The Chinese military recently told a Pentagon official it won't 'interfere' in Hong Kong's affairs.

It seems to be a signal the People's Liberation Army will stay in their barracks despite the city's political crisis.

Reuters exclusively learned of the meeting from people briefed on the discussion.

They say it was U.S. official David Helvey who spoke with the Chinese commander in charge of Hong Kong-based troops.

Helvey met him at the PLA's headquarters in the city on June 13, not far from where, a day before, police violently clashed with protesters.

The role of the PLA in Hong Kong affairs has been a question mark ever since 1997, when they arrived in within hours of the handover from British rule.

Reuters Greg Torode says news of the meeting offers a window into Beijing's military.

(SOUNDBITE) REUTERS SPECIAL CORRESPONDENT GREG TORODE SAYING: "It confirms what many people believe about the rather low profile PLA presence in Hong Kong that is there is no appetite either in Beijing or in Hong Kong for those soldiers to leave their barracks.
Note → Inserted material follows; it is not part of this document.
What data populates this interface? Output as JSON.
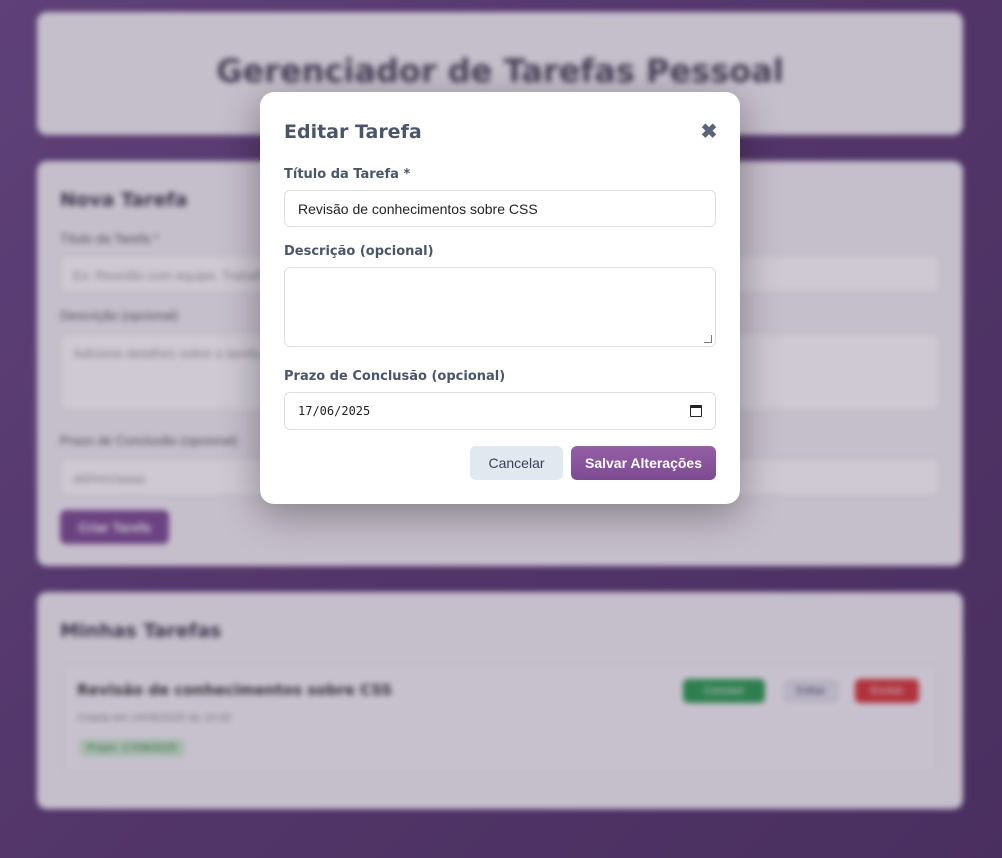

I think there is an acknowledgement on both sides and this meeting gives a signal too that that any thought of them having to leave their barracks to help the police maintain control or even impose some sort of martial law is very much a bridge too far." Since the meeting - protests have continued, including when activists smashed their way into the city's legislature.

A source tied to the Chinese military said- there was still no plans for the PLA to get involved.

And legal scholars say it would take a total breakdown of law and order for them to jump in.

(SOUNDBITE) REUTERS SPECIAL CORRESPONDENT GREG TORODE SAYING: "While people have acknowledged it would be a very high threshold, What worries them is in the sort of medium term as these protests continue.

If protesters are emboldened and really start somehow stirring up trouble across the border influencing political movements across the border sort of crossing Xi Jinping's core interests then it could be a slightly different scenario.

Some people also also wonder whether Beijing might try to come up with an interim step in case of real trouble where they would support the Hong Kong police by perhaps bringing over the People's Armed Police which is a paramilitary force rather than unleashing the soldiers who are based here." Foreign envoys estimate the PLA's Hong Kong garrison is 8,000 to 10,000 people.

Those include troops both around the territory and on the mainland China side of the border.

The Chinese Defense Ministry and the garrison did not respond to Reuters' requests for comment.